According to Courthouse News Service, a panel for the Ninth Circuit Court of Appeals sent down a ruling that a California federal judge made the correct decision in 2012 when he dismissed a shareholder lawsuit against Stan Lee seeking millions in profits and ownership of his Marvel co-creations.
Stan Lee Media has long insisted that between August 1998, when Marvel terminated Lee's $1 million-a-year lifetime contract, and November 1998, when he entered into a new agreement with the House of Ideas, the legendary creator signed over his likeness and the rights to all of the characters he co-created, Spider-Man, the Avengers, the X-Men, Hulk, Daredevil, etc., to Stan Lee Entertainment, which later merged with Stan Lee Media. That company in turned filed for bankruptcy in February 2001; it emerged from protection in November 2006, and within months, the first of numerous lawsuits (against Marvel, Lee, Disney and others) was filed.
Stan Lee Media has accused Lee of colluding with his late partner Arthur Lieberman, Marvel CEO Isaac Perlmutter, and former Marvel Studios President Avi Arad to hide and misappropriate financial interests in his creations, a claim that reemerged earlier this month in its contention before the Ninth Circuit after Judge Michael Daly Hawkins asked why the dot-com didn't list such valuable assets in its 1999 public filings or in its 2001 bankruptcy.
The collusion argument didn't sway the court, as its memorandum states that Stan Lee Media has failed to demonstrate Lee transferred any character rights.
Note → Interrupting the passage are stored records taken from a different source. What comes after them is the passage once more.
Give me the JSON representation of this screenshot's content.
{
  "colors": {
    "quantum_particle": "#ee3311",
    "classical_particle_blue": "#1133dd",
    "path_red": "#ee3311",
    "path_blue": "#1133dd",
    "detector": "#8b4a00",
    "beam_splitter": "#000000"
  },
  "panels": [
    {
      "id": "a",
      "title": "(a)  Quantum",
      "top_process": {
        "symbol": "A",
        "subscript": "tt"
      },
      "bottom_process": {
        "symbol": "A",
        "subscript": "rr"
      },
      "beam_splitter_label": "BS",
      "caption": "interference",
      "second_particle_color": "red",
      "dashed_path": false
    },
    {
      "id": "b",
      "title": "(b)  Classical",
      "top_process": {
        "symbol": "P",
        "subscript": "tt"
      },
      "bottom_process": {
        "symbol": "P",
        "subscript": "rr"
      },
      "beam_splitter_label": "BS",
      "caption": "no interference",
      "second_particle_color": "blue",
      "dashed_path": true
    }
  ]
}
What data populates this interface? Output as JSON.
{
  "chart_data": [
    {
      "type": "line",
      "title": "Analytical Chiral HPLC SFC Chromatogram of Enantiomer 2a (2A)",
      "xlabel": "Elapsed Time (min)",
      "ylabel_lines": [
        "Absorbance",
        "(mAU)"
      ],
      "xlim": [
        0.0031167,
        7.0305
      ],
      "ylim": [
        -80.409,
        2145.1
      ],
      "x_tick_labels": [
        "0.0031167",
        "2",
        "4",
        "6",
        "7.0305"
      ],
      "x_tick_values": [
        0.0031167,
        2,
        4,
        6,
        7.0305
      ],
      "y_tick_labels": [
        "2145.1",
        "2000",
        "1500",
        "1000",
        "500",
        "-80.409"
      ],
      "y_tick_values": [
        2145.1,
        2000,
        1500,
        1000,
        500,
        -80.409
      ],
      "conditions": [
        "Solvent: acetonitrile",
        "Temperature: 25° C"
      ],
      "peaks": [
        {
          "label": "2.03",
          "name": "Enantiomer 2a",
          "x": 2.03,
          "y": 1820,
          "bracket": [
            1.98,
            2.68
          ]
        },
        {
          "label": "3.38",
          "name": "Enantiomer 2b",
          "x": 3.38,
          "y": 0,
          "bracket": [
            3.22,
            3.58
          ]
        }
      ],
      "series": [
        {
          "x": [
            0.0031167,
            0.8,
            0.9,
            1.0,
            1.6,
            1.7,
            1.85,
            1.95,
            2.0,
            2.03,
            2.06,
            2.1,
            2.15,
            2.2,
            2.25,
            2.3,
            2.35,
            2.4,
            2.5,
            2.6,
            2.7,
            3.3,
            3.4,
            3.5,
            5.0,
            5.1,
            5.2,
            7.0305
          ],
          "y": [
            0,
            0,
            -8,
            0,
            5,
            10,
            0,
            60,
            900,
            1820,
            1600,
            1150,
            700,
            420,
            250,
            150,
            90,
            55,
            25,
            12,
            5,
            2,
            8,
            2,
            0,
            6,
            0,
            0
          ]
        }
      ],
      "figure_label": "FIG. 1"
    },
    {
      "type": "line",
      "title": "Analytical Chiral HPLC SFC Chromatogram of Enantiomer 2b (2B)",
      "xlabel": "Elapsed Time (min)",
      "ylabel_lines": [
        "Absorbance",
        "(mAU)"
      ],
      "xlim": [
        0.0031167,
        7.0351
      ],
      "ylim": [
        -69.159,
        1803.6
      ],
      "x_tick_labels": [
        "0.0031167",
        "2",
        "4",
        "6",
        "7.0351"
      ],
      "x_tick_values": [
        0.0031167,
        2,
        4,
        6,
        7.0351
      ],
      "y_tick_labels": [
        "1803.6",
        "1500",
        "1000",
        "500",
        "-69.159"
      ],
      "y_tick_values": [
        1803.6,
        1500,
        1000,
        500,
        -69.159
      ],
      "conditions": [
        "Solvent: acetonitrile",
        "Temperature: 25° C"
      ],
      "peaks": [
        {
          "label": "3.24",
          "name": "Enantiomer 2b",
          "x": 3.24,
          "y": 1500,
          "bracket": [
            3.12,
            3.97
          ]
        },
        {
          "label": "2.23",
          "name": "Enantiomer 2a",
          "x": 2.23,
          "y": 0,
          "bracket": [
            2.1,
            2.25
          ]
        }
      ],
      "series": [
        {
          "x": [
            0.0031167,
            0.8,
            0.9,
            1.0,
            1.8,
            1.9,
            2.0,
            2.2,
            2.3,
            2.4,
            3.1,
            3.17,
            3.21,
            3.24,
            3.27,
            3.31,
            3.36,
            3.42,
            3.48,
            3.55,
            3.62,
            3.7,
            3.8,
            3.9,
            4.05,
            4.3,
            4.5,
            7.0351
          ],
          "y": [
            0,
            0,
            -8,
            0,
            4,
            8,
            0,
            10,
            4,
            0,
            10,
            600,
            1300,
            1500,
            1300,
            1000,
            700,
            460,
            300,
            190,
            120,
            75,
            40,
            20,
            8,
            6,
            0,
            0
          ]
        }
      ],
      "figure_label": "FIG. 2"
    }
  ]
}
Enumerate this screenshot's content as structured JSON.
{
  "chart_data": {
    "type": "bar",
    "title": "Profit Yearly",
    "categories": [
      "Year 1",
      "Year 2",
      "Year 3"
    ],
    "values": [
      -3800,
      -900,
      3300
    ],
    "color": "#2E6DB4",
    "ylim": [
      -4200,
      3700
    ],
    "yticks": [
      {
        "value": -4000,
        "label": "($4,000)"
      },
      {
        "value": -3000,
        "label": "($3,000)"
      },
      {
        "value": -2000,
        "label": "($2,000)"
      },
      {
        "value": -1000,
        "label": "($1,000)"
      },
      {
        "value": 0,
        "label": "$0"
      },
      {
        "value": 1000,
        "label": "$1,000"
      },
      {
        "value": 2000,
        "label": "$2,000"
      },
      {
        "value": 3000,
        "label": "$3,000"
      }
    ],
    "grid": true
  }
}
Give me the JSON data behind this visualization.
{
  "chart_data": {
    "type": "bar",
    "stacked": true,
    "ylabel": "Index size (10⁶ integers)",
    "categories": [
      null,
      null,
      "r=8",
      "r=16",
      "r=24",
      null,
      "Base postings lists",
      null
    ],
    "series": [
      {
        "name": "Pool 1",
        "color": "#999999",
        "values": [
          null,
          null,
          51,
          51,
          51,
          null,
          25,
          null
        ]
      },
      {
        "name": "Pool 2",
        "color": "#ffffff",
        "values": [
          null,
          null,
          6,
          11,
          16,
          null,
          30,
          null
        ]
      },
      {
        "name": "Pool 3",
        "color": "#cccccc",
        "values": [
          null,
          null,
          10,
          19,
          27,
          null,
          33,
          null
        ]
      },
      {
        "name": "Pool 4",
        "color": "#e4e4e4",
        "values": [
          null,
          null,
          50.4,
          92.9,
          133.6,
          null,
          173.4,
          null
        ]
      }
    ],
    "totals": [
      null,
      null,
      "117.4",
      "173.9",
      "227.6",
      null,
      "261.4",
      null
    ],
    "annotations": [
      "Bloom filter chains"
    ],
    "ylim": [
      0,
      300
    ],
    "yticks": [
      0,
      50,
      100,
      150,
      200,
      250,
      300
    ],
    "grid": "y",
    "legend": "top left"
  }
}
What's more, the court found it suspicious that between 1998 and the beginning of litigation in 2007, Stan Lee Media never announced its ownership of any of the lucrative Marvel characters, nor did it attempt to license them.
"Given the significant value of these franchises, SLMI's failure to publicize, protect, or exploit its right to profit from the characters establishes that these claims are simply implausible," the court wrote.
Stan Lee Media's legal efforts, which have been wholly unsuccessful to date, are backed by a group of investors that includes the $21 billion hedge fund Elliott Management.